Refusant de se laisser écraser par la routine, Claudia Chin a quitté un emploi à temps plein en 2008 et est devenue conseillère pour des artistes. «J'ai remarqué que chaque cinq ans, j'avais besoin d'un changement d'environnement.» Ce sont finalement ses amis qui l'ont dirigée vers cette nouvelle aventure. En particulier, Stewart Fletcher qui occupe un atelier dans le même bâtiment du 9150 de la rue Meilleur (près Chabanel). «Il m'a proposé de venir ici.» Voici comment elle a eu le courage d'occuper le local bien illuminé aux murs pâles. Un loyer raisonnable dans le «quartier de la guénille» qui s'ouvre sur le monde de l'art, selon elle.
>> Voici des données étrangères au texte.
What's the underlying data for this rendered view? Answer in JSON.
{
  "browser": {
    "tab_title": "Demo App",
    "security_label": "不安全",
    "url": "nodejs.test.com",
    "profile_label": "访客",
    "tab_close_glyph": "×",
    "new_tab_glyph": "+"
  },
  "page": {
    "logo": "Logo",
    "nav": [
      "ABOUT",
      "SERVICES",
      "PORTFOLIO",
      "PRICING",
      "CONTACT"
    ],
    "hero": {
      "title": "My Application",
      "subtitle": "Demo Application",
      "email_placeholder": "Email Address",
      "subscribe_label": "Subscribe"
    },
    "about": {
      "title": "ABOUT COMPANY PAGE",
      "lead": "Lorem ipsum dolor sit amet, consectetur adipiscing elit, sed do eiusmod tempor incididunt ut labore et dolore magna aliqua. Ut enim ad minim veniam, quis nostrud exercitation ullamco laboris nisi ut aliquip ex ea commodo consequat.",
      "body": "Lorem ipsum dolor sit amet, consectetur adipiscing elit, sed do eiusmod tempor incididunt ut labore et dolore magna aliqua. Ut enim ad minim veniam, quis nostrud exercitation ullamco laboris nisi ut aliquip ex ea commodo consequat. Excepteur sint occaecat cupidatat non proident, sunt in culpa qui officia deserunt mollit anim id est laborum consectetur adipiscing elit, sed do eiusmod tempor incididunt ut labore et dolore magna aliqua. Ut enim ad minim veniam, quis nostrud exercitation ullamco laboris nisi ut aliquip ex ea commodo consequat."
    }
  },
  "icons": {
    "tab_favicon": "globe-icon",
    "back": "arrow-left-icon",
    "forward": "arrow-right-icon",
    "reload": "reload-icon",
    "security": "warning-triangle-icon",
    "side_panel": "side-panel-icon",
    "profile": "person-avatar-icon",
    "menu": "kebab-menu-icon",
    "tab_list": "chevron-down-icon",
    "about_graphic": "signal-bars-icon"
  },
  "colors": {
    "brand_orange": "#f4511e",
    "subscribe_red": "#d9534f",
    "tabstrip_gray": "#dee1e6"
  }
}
Le soir du vernissage, les représentants de LusoPresse ont trouvé chez les parents de Claudia d'aimables gens vifs d'esprit maîtrisant très bien la langue de Camões.  Claudia avoue ne pas être branchée sur la communauté portugaise de Montréal. Pas sur la communauté chinoise non plus (bien qu'elle parle cantonais avec sa parents). Pour ne pas réinventer la roue, voilà deux réseaux à intégrer, lui a t-on conseillé. Le baccalauréat en vente et en marketing de l'Université Concordia quelle possède sera un atout très précieux pour rentabiliser ses opérations de dialogue et aider les artistes à réussir.